U.S. Capital Goods Orders Surge in December, Defying Expectations
Business Investment Poised for a Boost
Despite a crippling strike at Boeing, new orders for key U.S.-manufactured capital goods exceeded expectations in December, hinting at a potential surge in business investment in the first quarter. The Commerce Department’s report suggests that President Donald Trump’s new administration’s plans to cut taxes and lower regulatory barriers could give business spending a much-needed boost.
Core Capital Goods Orders Rise
Non-defense capital goods orders, excluding aircraft, rose 0.5% in December, surpassing economists’ forecasts of a 0.3% increase. This closely watched proxy for business spending plans also showed a 0.6% year-on-year gain. Orders for machinery, electrical equipment, and computers all saw modest increases, while fabricated metal products experienced a significant 1.2% surge.
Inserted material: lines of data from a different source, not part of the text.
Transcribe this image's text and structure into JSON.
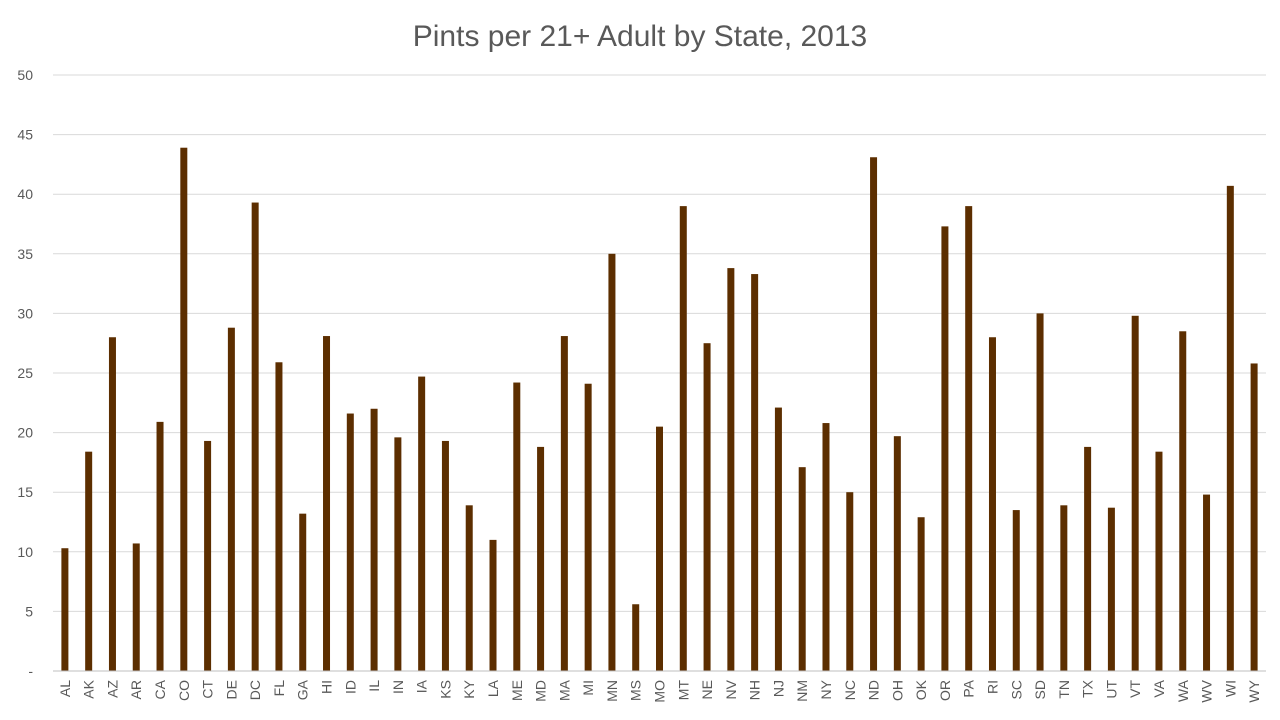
{
  "chart_data": {
    "type": "bar",
    "title": "Pints per 21+ Adult by State, 2013",
    "xlabel": "",
    "ylabel": "",
    "ylim": [
      0,
      50
    ],
    "y_ticks": [
      0,
      5,
      10,
      15,
      20,
      25,
      30,
      35,
      40,
      45,
      50
    ],
    "y_tick_labels": [
      "-",
      "5",
      "10",
      "15",
      "20",
      "25",
      "30",
      "35",
      "40",
      "45",
      "50"
    ],
    "grid": true,
    "bar_color": "#5c2e00",
    "categories": [
      "AL",
      "AK",
      "AZ",
      "AR",
      "CA",
      "CO",
      "CT",
      "DE",
      "DC",
      "FL",
      "GA",
      "HI",
      "ID",
      "IL",
      "IN",
      "IA",
      "KS",
      "KY",
      "LA",
      "ME",
      "MD",
      "MA",
      "MI",
      "MN",
      "MS",
      "MO",
      "MT",
      "NE",
      "NV",
      "NH",
      "NJ",
      "NM",
      "NY",
      "NC",
      "ND",
      "OH",
      "OK",
      "OR",
      "PA",
      "RI",
      "SC",
      "SD",
      "TN",
      "TX",
      "UT",
      "VT",
      "VA",
      "WA",
      "WV",
      "WI",
      "WY"
    ],
    "values": [
      10.3,
      18.4,
      28.0,
      10.7,
      20.9,
      43.9,
      19.3,
      28.8,
      39.3,
      25.9,
      13.2,
      28.1,
      21.6,
      22.0,
      19.6,
      24.7,
      19.3,
      13.9,
      11.0,
      24.2,
      18.8,
      28.1,
      24.1,
      35.0,
      5.6,
      20.5,
      39.0,
      27.5,
      33.8,
      33.3,
      22.1,
      17.1,
      20.8,
      15.0,
      43.1,
      19.7,
      12.9,
      37.3,
      39.0,
      28.0,
      13.5,
      30.0,
      13.9,
      18.8,
      13.7,
      29.8,
      18.4,
      28.5,
      14.8,
      40.7,
      25.8
    ]
  }
}
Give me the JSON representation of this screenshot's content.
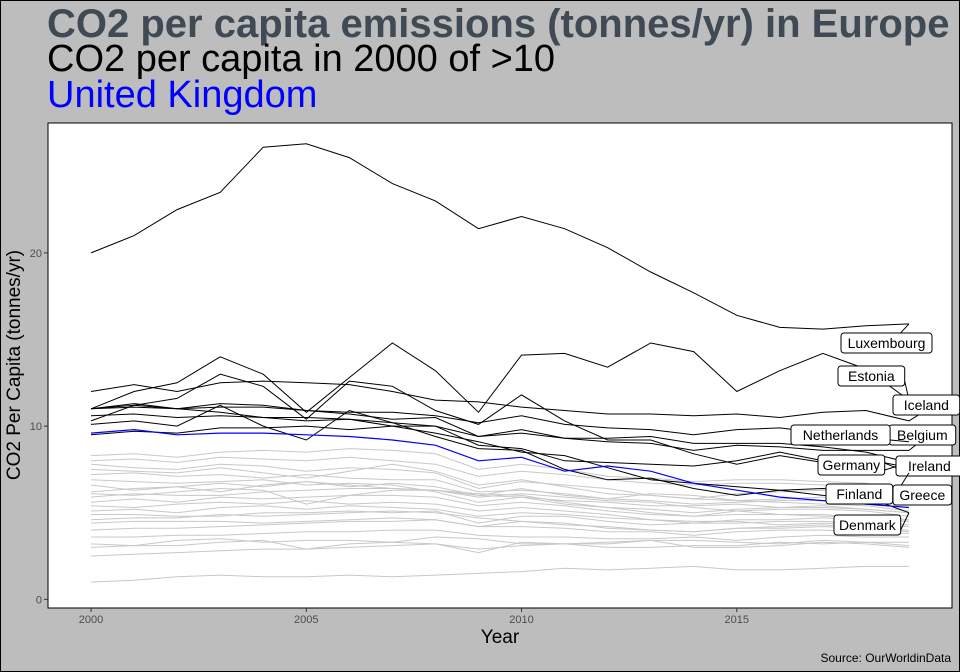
{
  "chart_data": {
    "type": "line",
    "title": "CO2 per capita emissions (tonnes/yr) in Europe",
    "subtitle": "CO2 per capita in 2000 of >10",
    "highlight_label": "United Kingdom",
    "xlabel": "Year",
    "ylabel": "CO2 Per Capita (tonnes/yr)",
    "caption": "Source: OurWorldinData",
    "xlim": [
      1999,
      2020
    ],
    "ylim": [
      -0.5,
      27.5
    ],
    "xticks": [
      2000,
      2005,
      2010,
      2015
    ],
    "yticks": [
      0,
      10,
      20
    ],
    "grid": false,
    "colors": {
      "background": "#bdbdbd",
      "panel": "#ffffff",
      "highlighted": "#0000ff",
      "labeled": "#000000",
      "other": "#c8c8c8"
    },
    "x": [
      2000,
      2001,
      2002,
      2003,
      2004,
      2005,
      2006,
      2007,
      2008,
      2009,
      2010,
      2011,
      2012,
      2013,
      2014,
      2015,
      2016,
      2017,
      2018,
      2019
    ],
    "series": [
      {
        "name": "Luxembourg",
        "label": true,
        "values": [
          20.0,
          21.0,
          22.5,
          23.5,
          26.1,
          26.3,
          25.5,
          24.0,
          23.0,
          21.4,
          22.1,
          21.4,
          20.3,
          18.9,
          17.7,
          16.4,
          15.7,
          15.6,
          15.8,
          15.9
        ]
      },
      {
        "name": "Estonia",
        "label": true,
        "values": [
          11.0,
          12.0,
          12.5,
          14.0,
          13.0,
          10.8,
          12.8,
          14.8,
          13.2,
          10.8,
          14.1,
          14.2,
          13.4,
          14.8,
          14.3,
          12.0,
          13.2,
          14.2,
          13.3,
          11.5
        ]
      },
      {
        "name": "Iceland",
        "label": true,
        "values": [
          12.0,
          12.4,
          12.0,
          12.5,
          12.6,
          12.5,
          12.4,
          12.0,
          11.5,
          11.4,
          11.1,
          10.9,
          10.7,
          10.7,
          10.6,
          10.7,
          10.5,
          10.8,
          10.9,
          10.3
        ]
      },
      {
        "name": "Belgium",
        "label": true,
        "values": [
          11.0,
          11.2,
          11.0,
          11.3,
          11.2,
          10.9,
          10.7,
          10.4,
          10.5,
          9.4,
          9.8,
          9.3,
          9.1,
          9.0,
          8.6,
          8.9,
          8.8,
          8.6,
          8.6,
          8.6
        ]
      },
      {
        "name": "Netherlands",
        "label": true,
        "values": [
          11.0,
          11.1,
          11.0,
          11.1,
          11.1,
          10.9,
          10.8,
          10.8,
          10.6,
          10.2,
          10.6,
          10.1,
          9.9,
          9.8,
          9.5,
          9.8,
          9.9,
          9.6,
          9.3,
          9.1
        ]
      },
      {
        "name": "Germany",
        "label": true,
        "values": [
          10.6,
          10.7,
          10.5,
          10.6,
          10.5,
          10.3,
          10.4,
          10.0,
          10.0,
          9.4,
          9.6,
          9.3,
          9.3,
          9.4,
          9.0,
          9.0,
          9.0,
          8.8,
          8.5,
          7.9
        ]
      },
      {
        "name": "Ireland",
        "label": true,
        "values": [
          11.0,
          11.3,
          11.0,
          10.8,
          10.5,
          10.5,
          10.4,
          10.2,
          10.0,
          8.9,
          8.7,
          8.0,
          7.9,
          7.8,
          7.7,
          8.0,
          8.5,
          8.0,
          8.1,
          7.6
        ]
      },
      {
        "name": "Finland",
        "label": true,
        "values": [
          10.3,
          11.2,
          11.6,
          13.0,
          12.3,
          10.4,
          12.6,
          12.3,
          10.9,
          10.1,
          11.8,
          10.3,
          9.2,
          9.2,
          8.4,
          7.8,
          8.3,
          7.9,
          8.3,
          7.3
        ]
      },
      {
        "name": "Greece",
        "label": true,
        "values": [
          9.5,
          9.7,
          9.6,
          9.9,
          9.9,
          10.0,
          9.8,
          10.0,
          9.6,
          9.1,
          8.5,
          8.3,
          7.6,
          6.9,
          6.7,
          6.5,
          6.3,
          6.4,
          6.2,
          5.8
        ]
      },
      {
        "name": "Denmark",
        "label": true,
        "values": [
          10.1,
          10.3,
          10.0,
          11.2,
          10.0,
          9.2,
          10.9,
          10.2,
          9.4,
          8.7,
          8.6,
          7.5,
          6.9,
          7.0,
          6.4,
          6.0,
          6.3,
          6.0,
          5.9,
          5.0
        ]
      },
      {
        "name": "United Kingdom",
        "label": false,
        "highlight": true,
        "values": [
          9.6,
          9.8,
          9.5,
          9.6,
          9.6,
          9.5,
          9.4,
          9.2,
          8.9,
          8.0,
          8.2,
          7.4,
          7.7,
          7.4,
          6.7,
          6.3,
          5.9,
          5.7,
          5.5,
          5.3
        ]
      },
      {
        "values": [
          8.3,
          8.4,
          8.2,
          8.5,
          8.6,
          8.5,
          8.7,
          8.6,
          8.4,
          7.5,
          7.8,
          7.5,
          7.1,
          7.0,
          6.8,
          6.9,
          6.9,
          6.8,
          6.7,
          6.3
        ]
      },
      {
        "values": [
          8.0,
          8.1,
          7.9,
          8.2,
          8.1,
          8.0,
          8.2,
          8.0,
          7.8,
          7.1,
          7.4,
          7.2,
          6.9,
          6.7,
          6.6,
          6.7,
          6.7,
          6.6,
          6.5,
          6.2
        ]
      },
      {
        "values": [
          7.8,
          7.6,
          7.5,
          7.8,
          7.7,
          7.4,
          7.6,
          7.5,
          7.3,
          6.4,
          6.8,
          6.6,
          6.4,
          6.0,
          5.8,
          5.7,
          5.6,
          5.5,
          5.4,
          5.1
        ]
      },
      {
        "values": [
          7.5,
          7.4,
          7.3,
          7.6,
          7.3,
          7.0,
          7.4,
          7.8,
          7.4,
          6.6,
          6.9,
          6.5,
          6.1,
          6.0,
          5.8,
          6.1,
          6.2,
          6.3,
          6.0,
          5.6
        ]
      },
      {
        "values": [
          7.2,
          7.3,
          7.1,
          7.2,
          7.0,
          7.2,
          7.0,
          6.9,
          6.9,
          6.2,
          6.3,
          6.1,
          5.8,
          5.7,
          5.5,
          5.6,
          5.7,
          5.7,
          5.5,
          5.3
        ]
      },
      {
        "values": [
          6.9,
          6.8,
          6.7,
          6.8,
          6.9,
          6.6,
          6.7,
          6.6,
          6.2,
          5.6,
          5.9,
          5.5,
          5.3,
          5.0,
          4.8,
          5.1,
          5.2,
          5.2,
          5.1,
          4.8
        ]
      },
      {
        "values": [
          6.6,
          6.3,
          6.5,
          6.7,
          6.5,
          6.8,
          6.6,
          6.4,
          6.3,
          5.9,
          6.1,
          5.9,
          5.7,
          5.6,
          5.3,
          5.1,
          4.9,
          4.9,
          4.7,
          4.5
        ]
      },
      {
        "values": [
          6.2,
          6.4,
          6.5,
          6.2,
          6.6,
          6.8,
          6.5,
          6.7,
          6.5,
          6.0,
          6.4,
          6.0,
          5.8,
          6.1,
          6.0,
          5.7,
          5.8,
          5.9,
          5.7,
          5.5
        ]
      },
      {
        "values": [
          6.1,
          6.0,
          6.2,
          6.4,
          6.3,
          5.5,
          6.0,
          6.3,
          6.3,
          6.0,
          5.9,
          5.7,
          5.6,
          5.4,
          5.4,
          5.5,
          5.3,
          5.4,
          5.2,
          5.0
        ]
      },
      {
        "values": [
          5.9,
          6.1,
          6.0,
          6.0,
          6.2,
          6.3,
          6.4,
          6.4,
          6.3,
          6.1,
          6.0,
          5.6,
          5.3,
          5.2,
          5.0,
          5.2,
          5.3,
          5.3,
          5.2,
          5.0
        ]
      },
      {
        "values": [
          5.6,
          5.8,
          5.6,
          5.9,
          5.8,
          5.9,
          6.0,
          6.0,
          5.9,
          5.4,
          5.6,
          5.4,
          5.1,
          4.9,
          4.8,
          4.9,
          4.9,
          4.8,
          4.8,
          4.6
        ]
      },
      {
        "values": [
          5.4,
          5.3,
          5.5,
          5.6,
          5.5,
          5.7,
          5.5,
          5.6,
          5.5,
          5.1,
          5.3,
          5.1,
          4.9,
          4.6,
          4.4,
          4.6,
          4.6,
          4.7,
          4.6,
          4.5
        ]
      },
      {
        "values": [
          5.1,
          5.2,
          5.0,
          5.3,
          5.4,
          5.2,
          5.4,
          5.3,
          5.2,
          4.8,
          5.0,
          4.9,
          4.7,
          4.6,
          4.5,
          4.5,
          4.3,
          4.4,
          4.3,
          4.2
        ]
      },
      {
        "values": [
          4.9,
          4.9,
          4.8,
          4.8,
          5.0,
          5.0,
          5.1,
          5.0,
          5.1,
          4.4,
          4.8,
          4.8,
          4.5,
          4.3,
          4.4,
          4.4,
          4.5,
          4.5,
          4.4,
          4.3
        ]
      },
      {
        "values": [
          4.6,
          4.7,
          4.7,
          4.9,
          4.8,
          4.9,
          5.0,
          5.1,
          5.0,
          4.7,
          4.5,
          4.3,
          4.2,
          4.0,
          3.9,
          4.1,
          4.2,
          4.3,
          4.1,
          4.0
        ]
      },
      {
        "values": [
          4.4,
          4.5,
          4.5,
          4.5,
          4.4,
          4.5,
          4.6,
          4.7,
          4.6,
          4.2,
          4.5,
          4.4,
          4.1,
          4.0,
          3.9,
          4.1,
          4.1,
          4.2,
          4.1,
          3.9
        ]
      },
      {
        "values": [
          4.0,
          4.1,
          4.1,
          4.2,
          4.3,
          4.4,
          4.5,
          4.5,
          4.6,
          4.2,
          4.2,
          4.1,
          3.9,
          3.9,
          3.7,
          3.9,
          4.0,
          4.0,
          3.9,
          3.8
        ]
      },
      {
        "values": [
          3.6,
          3.6,
          3.7,
          3.7,
          3.8,
          3.9,
          3.9,
          4.0,
          4.0,
          3.7,
          3.6,
          3.6,
          3.5,
          3.5,
          3.6,
          3.4,
          3.6,
          3.7,
          3.6,
          3.6
        ]
      },
      {
        "values": [
          3.2,
          3.1,
          3.4,
          3.5,
          3.3,
          3.4,
          3.4,
          3.3,
          3.6,
          3.5,
          3.2,
          3.2,
          3.3,
          3.4,
          3.4,
          3.3,
          3.2,
          3.4,
          3.3,
          3.3
        ]
      },
      {
        "values": [
          3.0,
          3.1,
          3.1,
          3.3,
          3.4,
          2.9,
          3.2,
          3.3,
          3.2,
          2.7,
          3.3,
          3.2,
          3.2,
          3.4,
          3.0,
          3.0,
          3.1,
          3.3,
          3.2,
          3.0
        ]
      },
      {
        "values": [
          2.5,
          2.6,
          2.7,
          2.8,
          2.9,
          2.9,
          3.0,
          3.1,
          3.2,
          2.9,
          3.1,
          3.2,
          3.0,
          3.0,
          3.1,
          3.1,
          3.3,
          3.2,
          3.3,
          3.1
        ]
      },
      {
        "values": [
          1.0,
          1.1,
          1.3,
          1.4,
          1.3,
          1.3,
          1.4,
          1.3,
          1.4,
          1.5,
          1.6,
          1.8,
          1.7,
          1.8,
          1.9,
          1.7,
          1.7,
          1.8,
          1.9,
          1.9
        ]
      }
    ]
  }
}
Boeing Strike Disrupts Aircraft Deliveries
However, the strike at Boeing, which lasted from mid-September to early November, had a significant impact on aircraft deliveries, leading to a 7.8% drop in non-defense capital goods orders. Shipments of these goods, which affect the business spending on equipment component in the gross domestic product report, increased 3.5% after falling 0.9% in the prior month.
Economists Weigh In
“I’m quite confident that businesses will invest robustly, perhaps after mid-year,” said Stephen Stanley, chief U.S. economist at Santander U.S. Capital Markets. Others, like Carl Weinberg, chief economist at High Frequency Economics, believe that companies may have accelerated investment projects to beat imminent tariffs on imported goods after the Trump inauguration.
GDP Growth Estimate
The government is scheduled to publish its first GDP growth estimate for the fourth quarter on Thursday, with economists forecasting a 2.6% annualized rate. The economy grew at a 3.1% pace in the July-September quarter, well above the 1.8% rate regarded as the non-inflationary growth pace by Federal Reserve officials.
Federal Reserve Policy
The U.S. central bank is expected to leave its benchmark overnight interest rate in the 4.25%-4.50% range at the end of a two-day policy meeting on Wednesday, having reduced it by 100 basis points since September. The policy rate was hiked by 5.25 percentage points in 2022 and 2023.